Belt sander sharpening

Joined
Dec 21, 2005
Messages
29
Hi Guys,
Been looking at another forum so this question may be redundant.
I have a H.F. 1x30 belt sander and some new belts from Lee Valley.
Anybody got any advice on how to go about sharpening with this machine.
Also I have been informed of the dangers of belt sharpening already. I am a carefull person so please don't worry.
Help with this new endeavor would be appreciated

Eric,
 
The basics are the same, they don't really change from benchstone to belt sander to rock you pick up outside. Since the belt sander moves so fast the speed of metal remove is very high even for fine grits and thus the main difference is that it doesn't take very long.

-Cliff
 
With any power tool, the disadvantage is, that if you make a mistake, it happens faster and worse. Keep that in mind, "let the tool do the work", go slow, and you'll be fine.
 
I started using my HF sander by getting a burr at a lower angle than my sharpmaker 20 degree slots, then moving to the sharpmaker. You can also go to a fine India stone or other stone of your choosing, to remove the wire edge/burr at a higher angle than the sander ground on. The leather belts for sanders work well with some compound on them. Just strop using the leather belt on the sander with some white or green compound. These belts run about $15-$20 though, so you may want to use a stone if you have one handy already. I typically use edge trailing on the sander. I've tried edge leading, but its difficult for me to visualize the sharpening angle that way.
 
I typically use edge trailing on the sander. I've tried edge leading, but its difficult for me to visualize the sharpening angle that way.

Not to mention that edge leading is potentially far more dangerous. Sharpening on a belt sander should be done edge trailing.

Mark
 
Don't know if you've already done this but you might try modifying the belt sander by rigging it to lay on its back (bottom and feet away from you ) so the platen and belt are parallel with your work suface. It's easier (for me anyway) to get the bevel angle right that way. I run the belt away from the edge when I use it. It's a great tool, enjoy it!
 
When people say go slow, they are referring to not trying to do everything in one pass - keep the pressure light. Don't move the blade too slow, or else you'll burn it. Go to a garage/yard sale, pick up a bunch of knives, and practice on them, then throw them away.

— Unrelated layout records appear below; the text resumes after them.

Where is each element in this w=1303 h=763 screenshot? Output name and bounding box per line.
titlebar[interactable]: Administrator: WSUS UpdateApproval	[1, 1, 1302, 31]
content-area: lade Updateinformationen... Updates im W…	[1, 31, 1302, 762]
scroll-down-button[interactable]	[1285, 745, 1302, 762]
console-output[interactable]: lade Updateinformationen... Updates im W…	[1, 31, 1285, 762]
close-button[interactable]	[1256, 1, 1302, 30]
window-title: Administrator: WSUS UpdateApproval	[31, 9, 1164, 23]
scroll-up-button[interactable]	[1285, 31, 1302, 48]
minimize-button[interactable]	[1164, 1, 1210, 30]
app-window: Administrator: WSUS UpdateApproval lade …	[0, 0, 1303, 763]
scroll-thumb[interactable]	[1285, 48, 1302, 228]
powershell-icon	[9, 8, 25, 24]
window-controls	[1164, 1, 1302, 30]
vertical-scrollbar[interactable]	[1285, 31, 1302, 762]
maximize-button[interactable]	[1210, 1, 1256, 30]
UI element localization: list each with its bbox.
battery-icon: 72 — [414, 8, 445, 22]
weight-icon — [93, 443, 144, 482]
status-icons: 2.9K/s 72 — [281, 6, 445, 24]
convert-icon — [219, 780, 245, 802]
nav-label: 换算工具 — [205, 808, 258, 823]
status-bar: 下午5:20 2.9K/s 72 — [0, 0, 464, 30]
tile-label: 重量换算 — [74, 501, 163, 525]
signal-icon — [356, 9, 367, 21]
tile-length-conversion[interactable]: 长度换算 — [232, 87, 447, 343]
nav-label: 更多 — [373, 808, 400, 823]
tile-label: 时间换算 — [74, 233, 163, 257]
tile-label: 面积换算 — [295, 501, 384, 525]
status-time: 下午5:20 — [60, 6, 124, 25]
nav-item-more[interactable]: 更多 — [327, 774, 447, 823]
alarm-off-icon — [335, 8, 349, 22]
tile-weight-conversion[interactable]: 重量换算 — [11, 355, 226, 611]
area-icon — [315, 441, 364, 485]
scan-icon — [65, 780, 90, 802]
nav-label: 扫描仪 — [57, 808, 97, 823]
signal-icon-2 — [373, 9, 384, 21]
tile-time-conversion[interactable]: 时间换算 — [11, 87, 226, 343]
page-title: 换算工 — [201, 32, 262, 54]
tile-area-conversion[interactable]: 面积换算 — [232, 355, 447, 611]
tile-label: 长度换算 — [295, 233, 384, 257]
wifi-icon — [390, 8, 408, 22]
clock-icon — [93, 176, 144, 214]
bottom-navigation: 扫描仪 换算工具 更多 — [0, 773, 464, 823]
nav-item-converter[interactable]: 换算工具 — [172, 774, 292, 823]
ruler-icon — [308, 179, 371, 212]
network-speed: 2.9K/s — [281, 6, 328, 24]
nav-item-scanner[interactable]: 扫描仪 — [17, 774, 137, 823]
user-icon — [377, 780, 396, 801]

You'll be amazed how easy it is to burn a tip....
 
Do a search here for Jerry Hossom or go to the forum that starts with a "K" and check Jerry Hossom's forum - He has written about how he sharpens with one.
 
All great advice so far. FDon't poke and look ,long smooth confident grinds with a very light touch. You have the most important tool of stock removal knife making. All you need is a angle grinder with a cutoff wheel for cutting blanks and a dremel for finishing work and yu can start making knives. Buy some annealed steel like 1095 and send it away for heat treat and start with some small simple knives or throwing stars. Have a look at a cold steel tru flight thrower, I bet you could make one in 2 weeks from now?
 
1095 can be heat treated at home with a propane torch and a toaster oven.